A Simple Introduction to Natural Language Processing

By Elena Nisioti
A Simple Introduction to Natural Language Processing

The story of Natural Language Processing (NLP) starts way before Siri uttered its first words. Its roots can be traced back to the early realization that giving computers the ability to understand natural language, a task that a 2-year old can solve, is actually tougher than it sounds.

Whereas Artificial Intelligence (AI) represents our attempt to make computers think like us, NLP expresses our attempt to make them communicate with us. Until now, humans had adopted the reverse approach of learning specialized programming languages to interact with a computer. Recent successes of NLP prove that human-machine communication has entered a new era, where intelligent algorithms can take advantage of the richness of our languages.

“The limits of my language means the limits of my world.”

― Ludwig Wittgenstein

What is NLP used for?

Asking oneself how Natural Language Processing can be used by a computer is similar to asking: how can language be used by a human? There is no limit to NLP applications and it is the burden of the NLP practitioner to analyze their needs and how NLP can address them.

Arguably the greatest potential of NLP lies in its ability to equip AI with semantics. For instance, Sentiment Analysis is the process of reading between-the-lines of an opinionated text in order to understand a person’s emotional state. It is particularly useful for identifying public opinion in social media in order to recognize consumers’ needs and improve marketing policies.

Topic segmentation is another example, where a text is segmented and topics within it are identified. This technique is often combined with Big Data analysis and can be very useful in problems where social trends must be recognized, such as market analysis or interpreting political currents.

But how are these applications leveraged in today’s market?

Natural Language Processing with Virtual Assistants

Virtual Assistants (VAs) are probably the most representative example of how deep NLP has entered into our lives. Popular commercial products, such as Siri, alexa, and Google Assistant, as well as academic-originated ones, such as LOLITA, are a few examples of VAs, and chances are you already have “discussed” with one of them.

Although there are various reasons why people prefer one assistant over another, these products exhibit a striking similarity. They all belong to large companies. An NLP system requires a lot of data for improving its learning algorithms and, not surprisingly, behemoths like Amazon and Google have an abundance of them. The reason why penetrating this market as a newcomer is difficult is the success cycle: when a VA is good at its job, users are more motivated to converse with it, providing it, thus, with more data and contributing to an ever-improving balance of quality and satisfaction.

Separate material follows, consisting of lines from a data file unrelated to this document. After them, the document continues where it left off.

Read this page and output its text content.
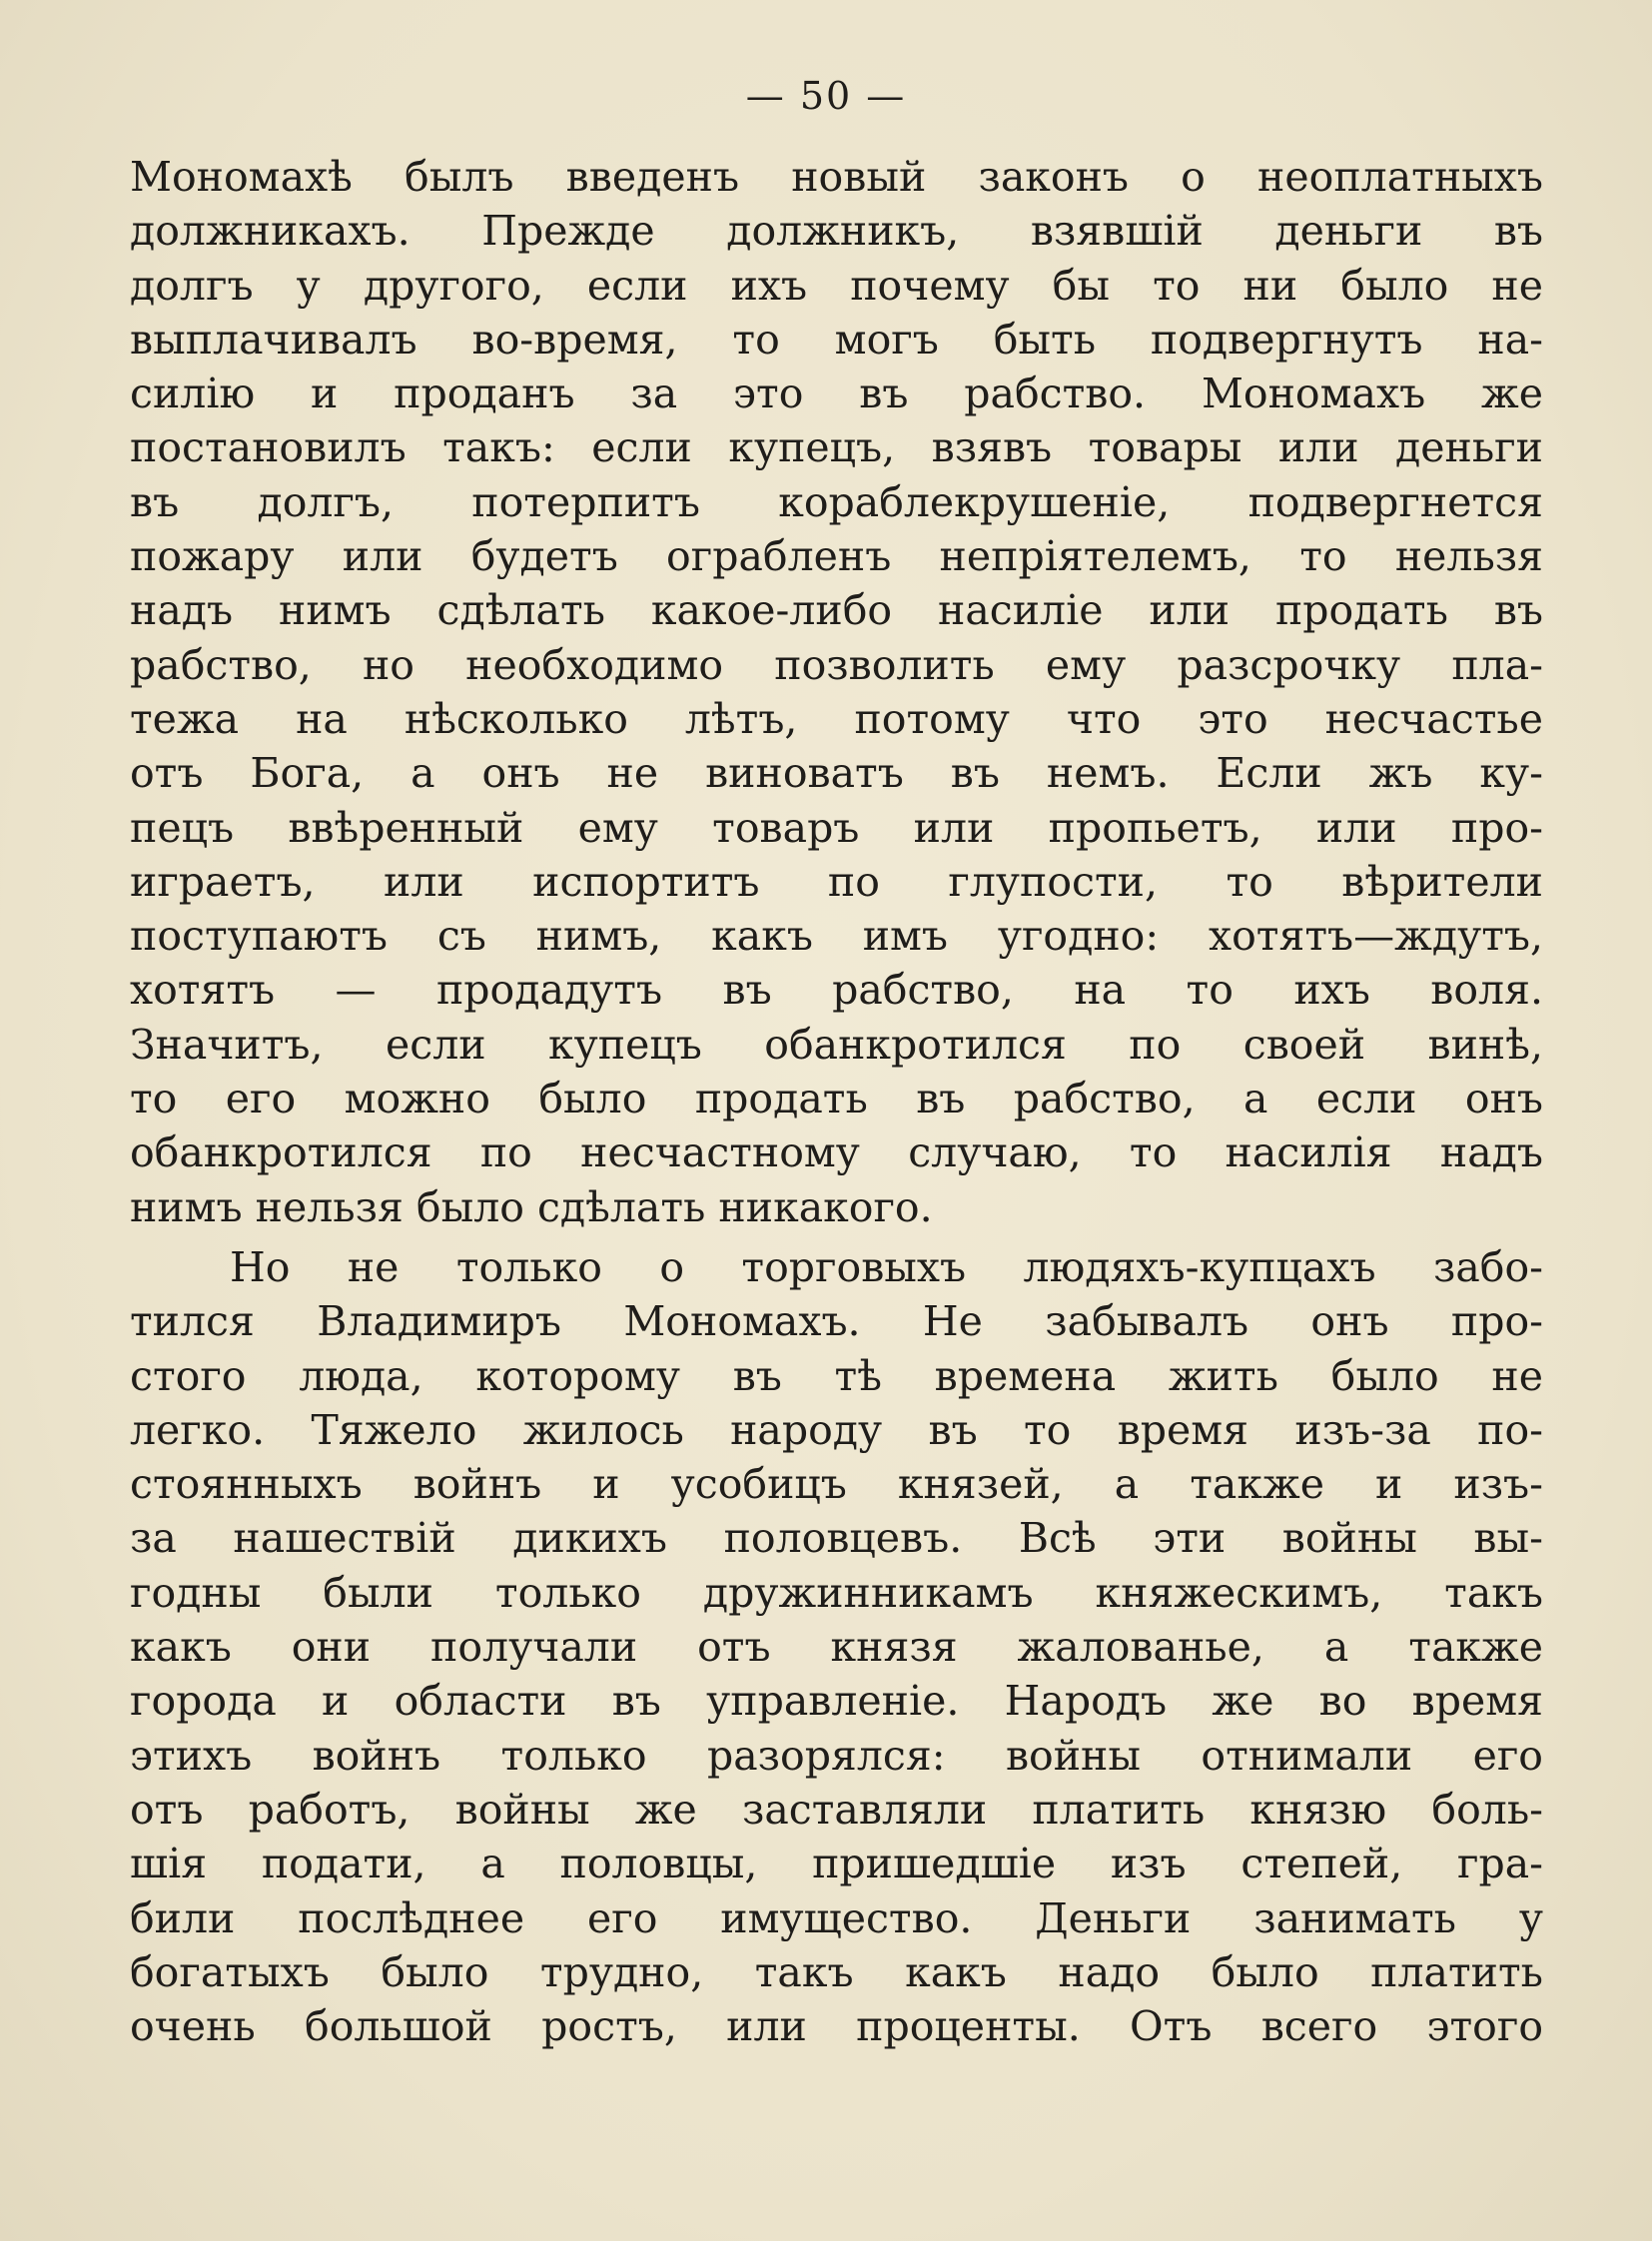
— 50 —
Мономахѣ былъ введенъ новый законъ о неоплатныхъ
должникахъ. Прежде должникъ, взявшій деньги въ
долгъ у другого, если ихъ почему бы то ни было не
выплачивалъ во-время, то могъ быть подвергнутъ на-
силію и проданъ за это въ рабство. Мономахъ же
постановилъ такъ: если купецъ, взявъ товары или деньги
въ долгъ, потерпитъ кораблекрушеніе, подвергнется
пожару или будетъ ограбленъ непріятелемъ, то нельзя
надъ нимъ сдѣлать какое-либо насиліе или продать въ
рабство, но необходимо позволить ему разсрочку пла-
тежа на нѣсколько лѣтъ, потому что это несчастье
отъ Бога, а онъ не виноватъ въ немъ. Если жъ ку-
пецъ ввѣренный ему товаръ или пропьетъ, или про-
играетъ, или испортитъ по глупости, то вѣрители
поступаютъ съ нимъ, какъ имъ угодно: хотятъ—ждутъ,
хотятъ — продадутъ въ рабство, на то ихъ воля.
Значитъ, если купецъ обанкротился по своей винѣ,
то его можно было продать въ рабство, а если онъ
обанкротился по несчастному случаю, то насилія надъ
нимъ нельзя было сдѣлать никакого.
Но не только о торговыхъ людяхъ-купцахъ забо-
тился Владимиръ Мономахъ. Не забывалъ онъ про-
стого люда, которому въ тѣ времена жить было не
легко. Тяжело жилось народу въ то время изъ-за по-
стоянныхъ войнъ и усобицъ князей, а также и изъ-
за нашествій дикихъ половцевъ. Всѣ эти войны вы-
годны были только дружинникамъ княжескимъ, такъ
какъ они получали отъ князя жалованье, а также
города и области въ управленіе. Народъ же во время
этихъ войнъ только разорялся: войны отнимали его
отъ работъ, войны же заставляли платить князю боль-
шія подати, а половцы, пришедшіе изъ степей, гра-
били послѣднее его имущество. Деньги занимать у
богатыхъ было трудно, такъ какъ надо было платить
очень большой ростъ, или проценты. Отъ всего этого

Natural Language Processing in the financial world

Time is money. Especially if you work in finances. In today’s financial market, companies are striving to battle the inherent uncertainty of a fast-moving economy by calculating performance indexes. Examples are the consensus estimate, which aim at characterizing how well a company is performing in comparison to predictions based on its status, and quick ratio, which quantifies a company’s ability to meet its short-term obligations with its most liquid assets. The accuracy of these metrics ultimately depends on the quality of the data used to calculate them, which is the reason why companies like Synechron and IBM RegTech have already leveraged NLP to enrich their databases. As this information is usually found in corporate documents, such as financial statements and management commentary, Optical Character Recognition is usually employed, an NLP technique that converts written text to machine-interpretable data.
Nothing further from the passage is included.